“Facciamo finta che io ero…”
Come spesso mi capita, anche questa volta parto dai bambini, che sono migliori interpreti!
E questa frase, tipica dei loro giochi, può spiegare perfettamente il lavoro dell’attore.
Per attore, infatti, si intende comunemente colui che finge di “essere” un altro.
In realtà, nel mondo del teatro e dello spettacolo, non tutti sono d’accordo su questo punto. Anzi.
Due delle figure più importanti del teatro del Novecento, Konstantin Sergeevič Stanislavskij e Bertolt Brecht avevano idee diametralmente opposte sulla questione!
Stanislavskij infatti, regista, attore e teorico teatrale russo, è stato uno strenuo sostenitore dell’identificazione dell’attore con il personaggio. Per lui l’attore doveva sacrificare se stesso per calarsi totalmente nel personaggio in modo da renderlo vivo e reale sul palcoscenico; questa identificazione doveva essere preparata da un accuratissimo studio non solo del personaggio ma anche del suo ambiente.
Pensate che per interpretare il ruolo di Otello si recò a Venezia per studiare affreschi e dipinti e acquistare una notevole quantità di mobili, stoffe e oggetti (tra cui un’autentica spada veneziana) da utilizzare per le scenografie e i costumi. E poi anche a Parigi per frequentare e osservare le abitudini e il modo di vivere di un conoscente arabo.
I suoi attori vivevano addirittura insieme per tutto il periodo delle prove!
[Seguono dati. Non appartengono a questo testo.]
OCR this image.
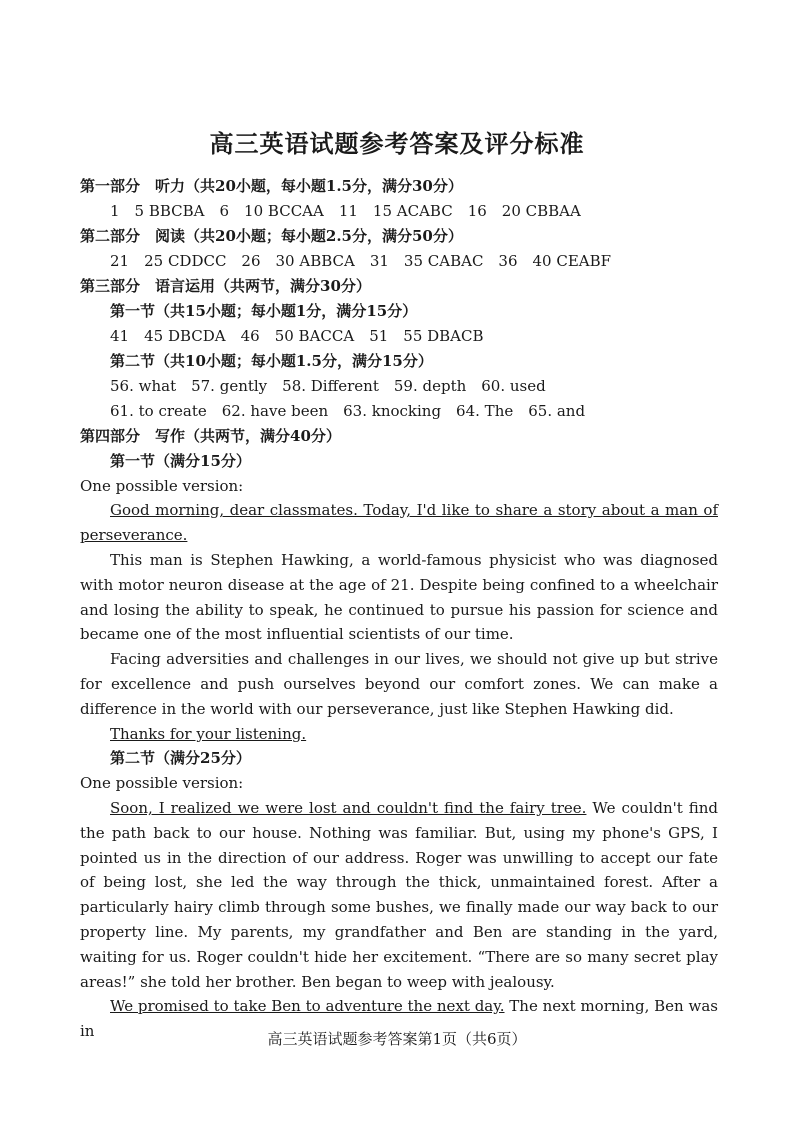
高三英语试题参考答案及评分标准
第一部分　听力（共20小题，每小题1.5分，满分30分）
1　5 BBCBA　6　10 BCCAA　11　15 ACABC　16　20 CBBAA
第二部分　阅读（共20小题；每小题2.5分，满分50分）
21　25 CDDCC　26　30 ABBCA　31　35 CABAC　36　40 CEABF
第三部分　语言运用（共两节，满分30分）
第一节（共15小题；每小题1分，满分15分）
41　45 DBCDA　46　50 BACCA　51　55 DBACB
第二节（共10小题；每小题1.5分，满分15分）
56. what　57. gently　58. Different　59. depth　60. used
61. to create　62. have been　63. knocking　64. The　65. and
第四部分　写作（共两节，满分40分）
第一节（满分15分）
One possible version:

Good morning, dear classmates. Today, I'd like to share a story about a man of perseverance.

This man is Stephen Hawking, a world-famous physicist who was diagnosed with motor neuron disease at the age of 21. Despite being confined to a wheelchair and losing the ability to speak, he continued to pursue his passion for science and became one of the most influential scientists of our time.

Facing adversities and challenges in our lives, we should not give up but strive for excellence and push ourselves beyond our comfort zones. We can make a difference in the world with our perseverance, just like Stephen Hawking did.

Thanks for your listening.

第二节（满分25分）
One possible version:

Soon, I realized we were lost and couldn't find the fairy tree. We couldn't find the path back to our house. Nothing was familiar. But, using my phone's GPS, I pointed us in the direction of our address. Roger was unwilling to accept our fate of being lost, she led the way through the thick, unmaintained forest. After a particularly hairy climb through some bushes, we finally made our way back to our property line. My parents, my grandfather and Ben are standing in the yard, waiting for us. Roger couldn't hide her excitement. “There are so many secret play areas!” she told her brother. Ben began to weep with jealousy.

We promised to take Ben to adventure the next day. The next morning, Ben was in	高三英语试题参考答案第1页（共6页）
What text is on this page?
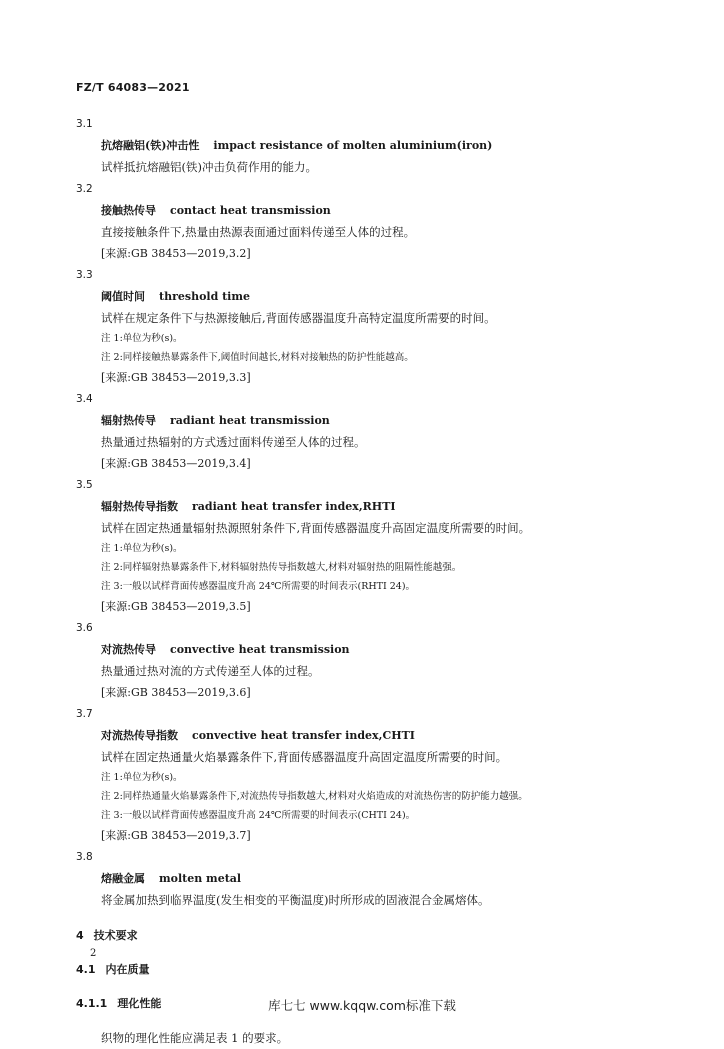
FZ/T 64083—2021
3.1
抗熔融铝(铁)冲击性 impact resistance of molten aluminium(iron)
试样抵抗熔融铝(铁)冲击负荷作用的能力。
3.2
接触热传导 contact heat transmission
直接接触条件下,热量由热源表面通过面料传递至人体的过程。
[来源:GB 38453—2019,3.2]
3.3
阈值时间 threshold time
试样在规定条件下与热源接触后,背面传感器温度升高特定温度所需要的时间。
注 1:单位为秒(s)。
注 2:同样接触热暴露条件下,阈值时间越长,材料对接触热的防护性能越高。
[来源:GB 38453—2019,3.3]
3.4
辐射热传导 radiant heat transmission
热量通过热辐射的方式透过面料传递至人体的过程。
[来源:GB 38453—2019,3.4]
3.5
辐射热传导指数 radiant heat transfer index,RHTI
试样在固定热通量辐射热源照射条件下,背面传感器温度升高固定温度所需要的时间。
注 1:单位为秒(s)。
注 2:同样辐射热暴露条件下,材料辐射热传导指数越大,材料对辐射热的阻隔性能越强。
注 3:一般以试样背面传感器温度升高 24℃所需要的时间表示(RHTI 24)。
[来源:GB 38453—2019,3.5]
3.6
对流热传导 convective heat transmission
热量通过热对流的方式传递至人体的过程。
[来源:GB 38453—2019,3.6]
3.7
对流热传导指数 convective heat transfer index,CHTI
试样在固定热通量火焰暴露条件下,背面传感器温度升高固定温度所需要的时间。
注 1:单位为秒(s)。
注 2:同样热通量火焰暴露条件下,对流热传导指数越大,材料对火焰造成的对流热伤害的防护能力越强。
注 3:一般以试样背面传感器温度升高 24℃所需要的时间表示(CHTI 24)。
[来源:GB 38453—2019,3.7]
3.8
熔融金属 molten metal
将金属加热到临界温度(发生相变的平衡温度)时所形成的固液混合金属熔体。
4 技术要求
4.1 内在质量
4.1.1 理化性能
织物的理化性能应满足表 1 的要求。
2
库七七 www.kqqw.com标准下载
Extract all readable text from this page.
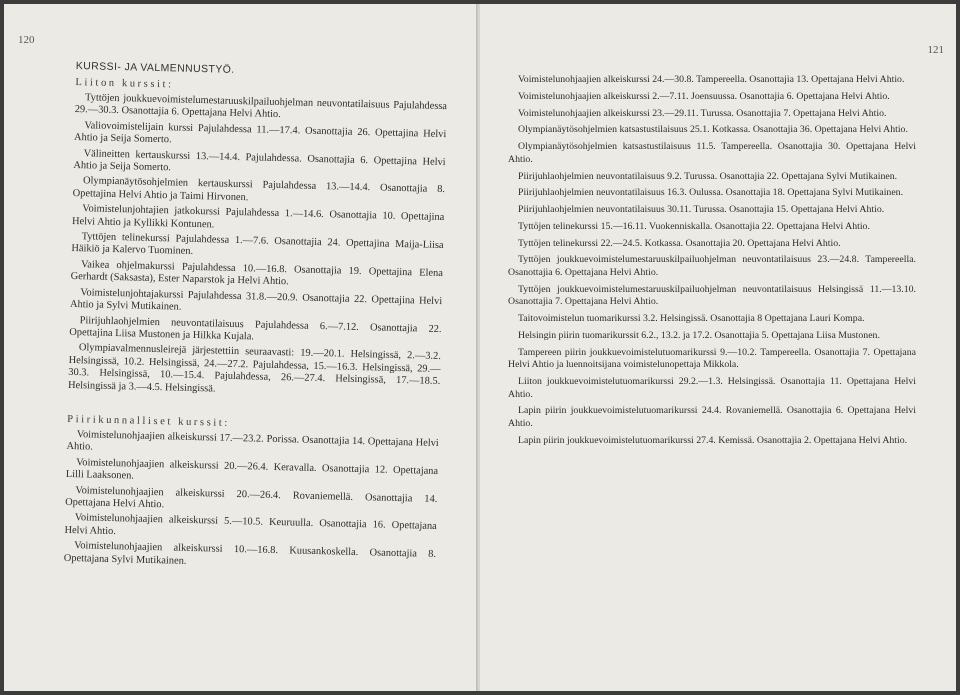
120
KURSSI- JA VALMENNUSTYÖ.
Liiton kurssit:

Tyttöjen joukkuevoimistelumestaruuskilpailuohjelman neuvontatilaisuus Pajulahdessa 29.—30.3. Osanottajia 6. Opettajana Helvi Ahtio.

Valiovoimistelijain kurssi Pajulahdessa 11.—17.4. Osanottajia 26. Opettajina Helvi Ahtio ja Seija Somerto.

Välineitten kertauskurssi 13.—14.4. Pajulahdessa. Osanottajia 6. Opettajina Helvi Ahtio ja Seija Somerto.

Olympianäytösohjelmien kertauskurssi Pajulahdessa 13.—14.4. Osanottajia 8. Opettajina Helvi Ahtio ja Taimi Hirvonen.

Voimistelunjohtajien jatkokurssi Pajulahdessa 1.—14.6. Osanottajia 10. Opettajina Helvi Ahtio ja Kyllikki Kontunen.

Tyttöjen telinekurssi Pajulahdessa 1.—7.6. Osanottajia 24. Opettajina Maija-Liisa Häikiö ja Kalervo Tuominen.

Vaikea ohjelmakurssi Pajulahdessa 10.—16.8. Osanottajia 19. Opettajina Elena Gerhardt (Saksasta), Ester Naparstok ja Helvi Ahtio.

Voimistelunjohtajakurssi Pajulahdessa 31.8.—20.9. Osanottajia 22. Opettajina Helvi Ahtio ja Sylvi Mutikainen.

Piirijuhlaohjelmien neuvontatilaisuus Pajulahdessa 6.—7.12. Osanottajia 22. Opettajina Liisa Mustonen ja Hilkka Kujala.

Olympiavalmennusleirejä järjestettiin seuraavasti: 19.—20.1. Helsingissä, 2.—3.2. Helsingissä, 10.2. Helsingissä, 24.—27.2. Pajulahdessa, 15.—16.3. Helsingissä, 29.—30.3. Helsingissä, 10.—15.4. Pajulahdessa, 26.—27.4. Helsingissä, 17.—18.5. Helsingissä ja 3.—4.5. Helsingissä.

Piirikunnalliset kurssit:

Voimistelunohjaajien alkeiskurssi 17.—23.2. Porissa. Osanottajia 14. Opettajana Helvi Ahtio.

Voimistelunohjaajien alkeiskurssi 20.—26.4. Keravalla. Osanottajia 12. Opettajana Lilli Laaksonen.

Voimistelunohjaajien alkeiskurssi 20.—26.4. Rovaniemellä. Osanottajia 14. Opettajana Helvi Ahtio.

Voimistelunohjaajien alkeiskurssi 5.—10.5. Keuruulla. Osanottajia 16. Opettajana Helvi Ahtio.

Voimistelunohjaajien alkeiskurssi 10.—16.8. Kuusankoskella. Osanottajia 8. Opettajana Sylvi Mutikainen.

121

Voimistelunohjaajien alkeiskurssi 24.—30.8. Tampereella. Osanottajia 13. Opettajana Helvi Ahtio.

Voimistelunohjaajien alkeiskurssi 2.—7.11. Joensuussa. Osanottajia 6. Opettajana Helvi Ahtio.

Voimistelunohjaajien alkeiskurssi 23.—29.11. Turussa. Osanottajia 7. Opettajana Helvi Ahtio.

Olympianäytösohjelmien katsastustilaisuus 25.1. Kotkassa. Osanottajia 36. Opettajana Helvi Ahtio.

Olympianäytösohjelmien katsastustilaisuus 11.5. Tampereella. Osanottajia 30. Opettajana Helvi Ahtio.

Piirijuhlaohjelmien neuvontatilaisuus 9.2. Turussa. Osanottajia 22. Opettajana Sylvi Mutikainen.

Piirijuhlaohjelmien neuvontatilaisuus 16.3. Oulussa. Osanottajia 18. Opettajana Sylvi Mutikainen.

Piirijuhlaohjelmien neuvontatilaisuus 30.11. Turussa. Osanottajia 15. Opettajana Helvi Ahtio.

Tyttöjen telinekurssi 15.—16.11. Vuokenniskalla. Osanottajia 22. Opettajana Helvi Ahtio.

Tyttöjen telinekurssi 22.—24.5. Kotkassa. Osanottajia 20. Opettajana Helvi Ahtio.

Tyttöjen joukkuevoimistelumestaruuskilpailuohjelman neuvontatilaisuus 23.—24.8. Tampereella. Osanottajia 6. Opettajana Helvi Ahtio.

Tyttöjen joukkuevoimistelumestaruuskilpailuohjelman neuvontatilaisuus Helsingissä 11.—13.10. Osanottajia 7. Opettajana Helvi Ahtio.

Taitovoimistelun tuomarikurssi 3.2. Helsingissä. Osanottajia 8 Opettajana Lauri Kompa.

Helsingin piirin tuomarikurssit 6.2., 13.2. ja 17.2. Osanottajia 5. Opettajana Liisa Mustonen.

Tampereen piirin joukkuevoimistelutuomarikurssi 9.—10.2. Tampereella. Osanottajia 7. Opettajana Helvi Ahtio ja luennoitsijana voimistelunopettaja Mikkola.

Liiton joukkuevoimistelutuomarikurssi 29.2.—1.3. Helsingissä. Osanottajia 11. Opettajana Helvi Ahtio.

Lapin piirin joukkuevoimistelutuomarikurssi 24.4. Rovaniemellä. Osanottajia 6. Opettajana Helvi Ahtio.

Lapin piirin joukkuevoimistelutuomarikurssi 27.4. Kemissä. Osanottajia 2. Opettajana Helvi Ahtio.
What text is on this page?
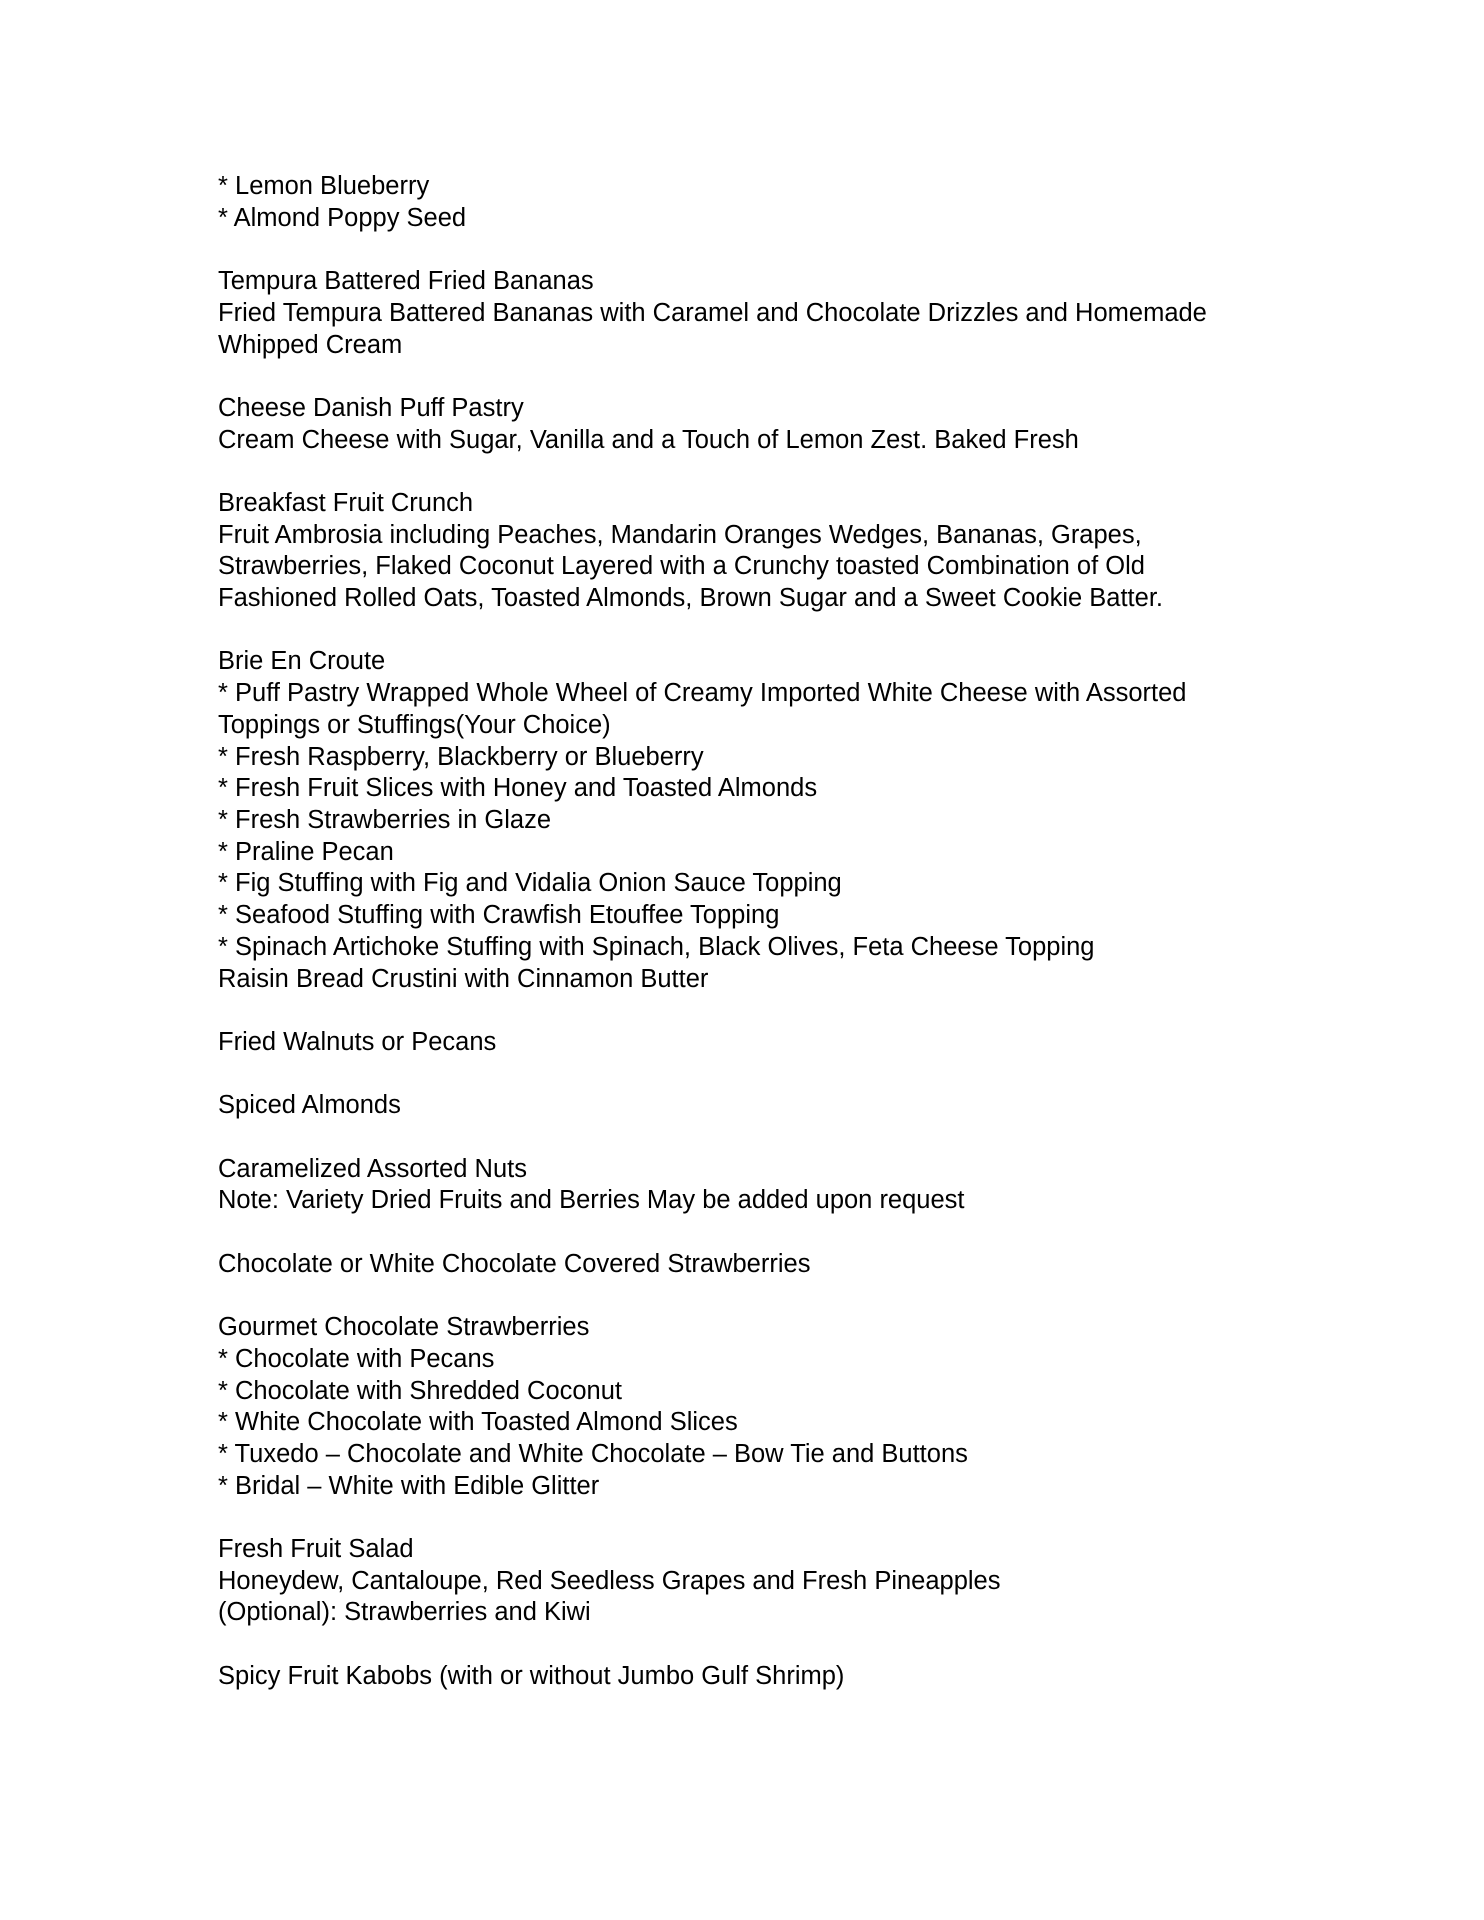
* Lemon Blueberry
* Almond Poppy Seed
Tempura Battered Fried Bananas
Fried Tempura Battered Bananas with Caramel and Chocolate Drizzles and Homemade
Whipped Cream
Cheese Danish Puff Pastry
Cream Cheese with Sugar, Vanilla and a Touch of Lemon Zest. Baked Fresh
Breakfast Fruit Crunch
Fruit Ambrosia including Peaches, Mandarin Oranges Wedges, Bananas, Grapes,
Strawberries, Flaked Coconut Layered with a Crunchy toasted Combination of Old
Fashioned Rolled Oats, Toasted Almonds, Brown Sugar and a Sweet Cookie Batter.
Brie En Croute
* Puff Pastry Wrapped Whole Wheel of Creamy Imported White Cheese with Assorted
Toppings or Stuffings(Your Choice)
* Fresh Raspberry, Blackberry or Blueberry
* Fresh Fruit Slices with Honey and Toasted Almonds
* Fresh Strawberries in Glaze
* Praline Pecan
* Fig Stuffing with Fig and Vidalia Onion Sauce Topping
* Seafood Stuffing with Crawfish Etouffee Topping
* Spinach Artichoke Stuffing with Spinach, Black Olives, Feta Cheese Topping
Raisin Bread Crustini with Cinnamon Butter
Fried Walnuts or Pecans
Spiced Almonds
Caramelized Assorted Nuts
Note: Variety Dried Fruits and Berries May be added upon request
Chocolate or White Chocolate Covered Strawberries
Gourmet Chocolate Strawberries
* Chocolate with Pecans
* Chocolate with Shredded Coconut
* White Chocolate with Toasted Almond Slices
* Tuxedo – Chocolate and White Chocolate – Bow Tie and Buttons
* Bridal – White with Edible Glitter
Fresh Fruit Salad
Honeydew, Cantaloupe, Red Seedless Grapes and Fresh Pineapples
(Optional): Strawberries and Kiwi
Spicy Fruit Kabobs (with or without Jumbo Gulf Shrimp)
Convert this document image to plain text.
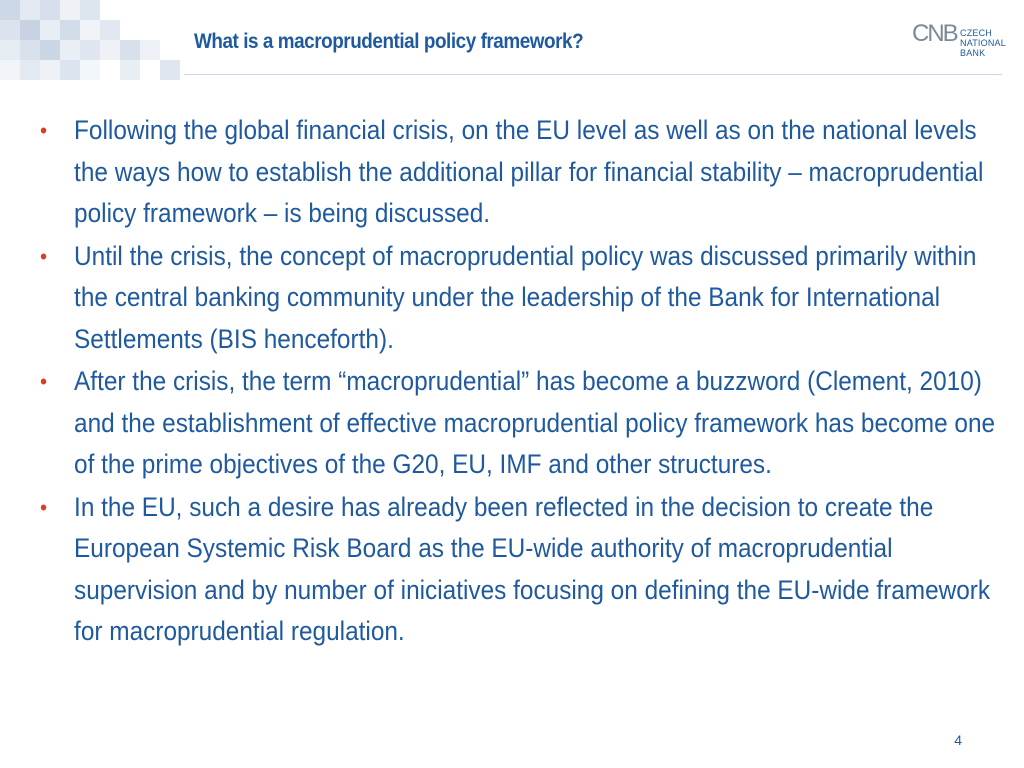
What is a macroprudential policy framework?	CNB CZECH
NATIONAL BANK
• Following the global financial crisis, on the EU level as well as on the national levels the ways how to establish the additional pillar for financial stability – macroprudential policy framework – is being discussed.
• Until the crisis, the concept of macroprudential policy was discussed primarily within the central banking community under the leadership of the Bank for International Settlements (BIS henceforth).
• After the crisis, the term “macroprudential” has become a buzzword (Clement, 2010) and the establishment of effective macroprudential policy framework has become one of the prime objectives of the G20, EU, IMF and other structures.
• In the EU, such a desire has already been reflected in the decision to create the European Systemic Risk Board as the EU-wide authority of macroprudential supervision and by number of iniciatives focusing on defining the EU-wide framework for macroprudential regulation.
4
Visitavano luoghi analoghi a quelli in cui era ambientato il dramma che dovevano rappresentare e si sottoponevano ad esercizi psico-fisici finalizzati alla totale e completa identificazione con il personaggio da interpretare.
Mi chiedo come uscissero psicologicamente illesi da uno studio così approfondito…
Il pubblico, insomma, per Stanislavskij, doveva vedere sulla scena il personaggio, non l’attore.
Al contrario, Brecht, che era uno studioso del marxismo e fautore della lotta di classe contro la società borghese, attribuiva al teatro il compito di scuotere le coscienze.
Lo spettatore, per Brecht, non doveva “entrare” nel dramma e immedesimarsi nel personaggio provando le sue emozioni, doveva piuttosto “osservare” il dramma, confrontarlo con la vita reale e acquisire una coscienza civica che lo spingesse ad agire.
Per favorire questo processo l’attore non doveva identificarsi con il personaggio, bensì “stargli accanto” per “mostrarlo” allo spettatore. L’unità formale dello spettacolo veniva spezzata (anche i cambi di scena, ad esempio, avvenivano a vista) a favore dell’unità fra spettacolo, spettatore e società.
E voi, quale tipo di attore preferite? Quello che “diventa” il personaggio o quello che “gli sta accanto”? O forse una via di mezzo?